How To Help Someone In An Abusive Relationship 

Helping someone out of an abusive relationship can be a difficult task.  Majority of the victims know that they are in a dangerous relationship, but they fear leaving the abuser.  In other scenarios the victim is in love with the abuser, since he/she may not abuse all the time they hope the abuser will eventually change.  Helping one can be challenging but, it is possible.

You Can Help By


  • Letting them know that it is not their fault and that their actions did not cause the abuse.
  •  Let the person know that you will be there for them anytime they need help.
  •  Be supportive by being a good listener without judging them.
  •  Offer a friend a place to stay if they need it.
  •  Lend them money.
  •  Offer the keep the children.
  •  Offer to keep copies of any and all legal documents they may have.
  •  Keep in contact regularly with the victim.
  •  If they are ready to leave help them to create themselves a safety Plan 


  • Put away small amounts of cash in a disclosed location, like with friends, family, bank deposit box, or in a bank account other than the one you may already use.
  • Opening up a post office box for their mail.
  • Arrange for a temporary place to stay.
  •  Put away all important documents.
  • Find a mode of transportation including public transportation.
  • Take their names off of all joint credit cards, any loans, etc.

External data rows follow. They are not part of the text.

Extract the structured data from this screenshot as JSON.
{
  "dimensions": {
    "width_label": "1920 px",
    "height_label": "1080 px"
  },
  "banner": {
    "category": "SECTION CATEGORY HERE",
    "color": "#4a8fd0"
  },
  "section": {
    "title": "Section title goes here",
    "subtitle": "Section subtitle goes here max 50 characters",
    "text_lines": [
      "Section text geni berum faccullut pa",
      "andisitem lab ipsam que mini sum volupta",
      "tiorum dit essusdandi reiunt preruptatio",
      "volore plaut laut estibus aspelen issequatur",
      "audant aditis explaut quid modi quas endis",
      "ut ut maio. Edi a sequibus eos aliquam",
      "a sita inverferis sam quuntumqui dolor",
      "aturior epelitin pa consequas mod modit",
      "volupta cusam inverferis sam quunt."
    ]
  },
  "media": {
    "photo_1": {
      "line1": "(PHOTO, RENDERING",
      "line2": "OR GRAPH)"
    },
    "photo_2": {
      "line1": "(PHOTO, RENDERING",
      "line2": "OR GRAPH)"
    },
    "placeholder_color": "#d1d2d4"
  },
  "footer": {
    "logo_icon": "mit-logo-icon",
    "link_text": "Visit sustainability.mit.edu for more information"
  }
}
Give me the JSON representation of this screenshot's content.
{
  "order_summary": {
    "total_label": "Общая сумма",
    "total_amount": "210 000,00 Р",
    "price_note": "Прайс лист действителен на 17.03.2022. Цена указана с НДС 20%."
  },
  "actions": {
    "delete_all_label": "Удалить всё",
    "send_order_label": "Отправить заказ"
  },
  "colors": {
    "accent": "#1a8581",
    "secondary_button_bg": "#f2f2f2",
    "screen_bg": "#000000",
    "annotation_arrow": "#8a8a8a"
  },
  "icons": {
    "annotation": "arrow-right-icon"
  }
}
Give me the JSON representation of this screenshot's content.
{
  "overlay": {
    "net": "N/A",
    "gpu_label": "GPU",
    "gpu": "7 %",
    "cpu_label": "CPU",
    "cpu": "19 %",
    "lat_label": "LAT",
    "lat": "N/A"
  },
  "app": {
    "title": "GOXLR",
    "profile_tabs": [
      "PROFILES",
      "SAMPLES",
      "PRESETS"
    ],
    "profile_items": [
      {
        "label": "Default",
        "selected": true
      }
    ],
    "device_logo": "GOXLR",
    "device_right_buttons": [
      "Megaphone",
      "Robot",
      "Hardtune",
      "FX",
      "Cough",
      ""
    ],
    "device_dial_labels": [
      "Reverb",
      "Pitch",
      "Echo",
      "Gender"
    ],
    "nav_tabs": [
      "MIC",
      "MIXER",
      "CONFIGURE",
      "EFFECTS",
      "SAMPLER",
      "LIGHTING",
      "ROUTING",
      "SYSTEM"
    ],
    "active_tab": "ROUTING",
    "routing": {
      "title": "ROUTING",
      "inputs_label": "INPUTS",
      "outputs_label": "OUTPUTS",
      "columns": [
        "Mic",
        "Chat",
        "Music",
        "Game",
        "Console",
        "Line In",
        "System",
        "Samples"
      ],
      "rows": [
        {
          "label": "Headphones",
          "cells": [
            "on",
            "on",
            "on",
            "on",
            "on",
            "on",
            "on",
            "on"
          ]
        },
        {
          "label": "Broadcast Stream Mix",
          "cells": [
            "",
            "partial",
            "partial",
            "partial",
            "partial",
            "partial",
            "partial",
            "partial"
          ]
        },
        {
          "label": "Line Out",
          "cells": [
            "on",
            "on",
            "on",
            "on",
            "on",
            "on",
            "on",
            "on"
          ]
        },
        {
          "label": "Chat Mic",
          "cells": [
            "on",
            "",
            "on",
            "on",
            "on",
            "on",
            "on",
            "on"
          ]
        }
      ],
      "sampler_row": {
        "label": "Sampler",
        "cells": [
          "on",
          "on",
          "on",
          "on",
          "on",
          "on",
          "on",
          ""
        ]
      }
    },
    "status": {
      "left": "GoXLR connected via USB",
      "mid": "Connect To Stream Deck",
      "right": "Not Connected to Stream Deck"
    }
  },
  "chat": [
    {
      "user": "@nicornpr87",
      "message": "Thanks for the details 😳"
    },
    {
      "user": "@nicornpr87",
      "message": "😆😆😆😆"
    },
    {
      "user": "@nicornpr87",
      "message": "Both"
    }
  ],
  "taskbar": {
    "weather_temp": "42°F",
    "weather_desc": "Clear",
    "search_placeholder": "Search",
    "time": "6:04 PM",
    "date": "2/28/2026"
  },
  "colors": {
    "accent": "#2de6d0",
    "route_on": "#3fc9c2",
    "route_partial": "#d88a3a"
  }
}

Encourage the friend to get counseling for themselves and not couples counseling, because the counselor is focused on the abuse and this can cause both parties to believe that they contribute to the abuse, when it's the abuser who is responsible for the abusive behavior.

Do Not

  •  Force the victim to break up with the abuser, they will leave when they are ready.
  • Put down or talk bad about the abuser to the victim because they may still be in love with the abuser.
  • Do not tell the victim what they should or should not do.
  • Offer pity.
  • Do not stop being their friend if they decide to stay with the abuser.
  • Never confront the abuser this can make the situation worse for the victim and all who are involved.

When a victim is ready to leave they can call The National Coalition Against Domestic Violence (ncad)  National Womens Health Information Center (NWHIC), and 1-800-799-safe.  Check your local area for information on abuse, shelters, and support groups.  Most shelters offer housing assistance, daycare for working mothers who are seeking jobs, financial, and legal assistance.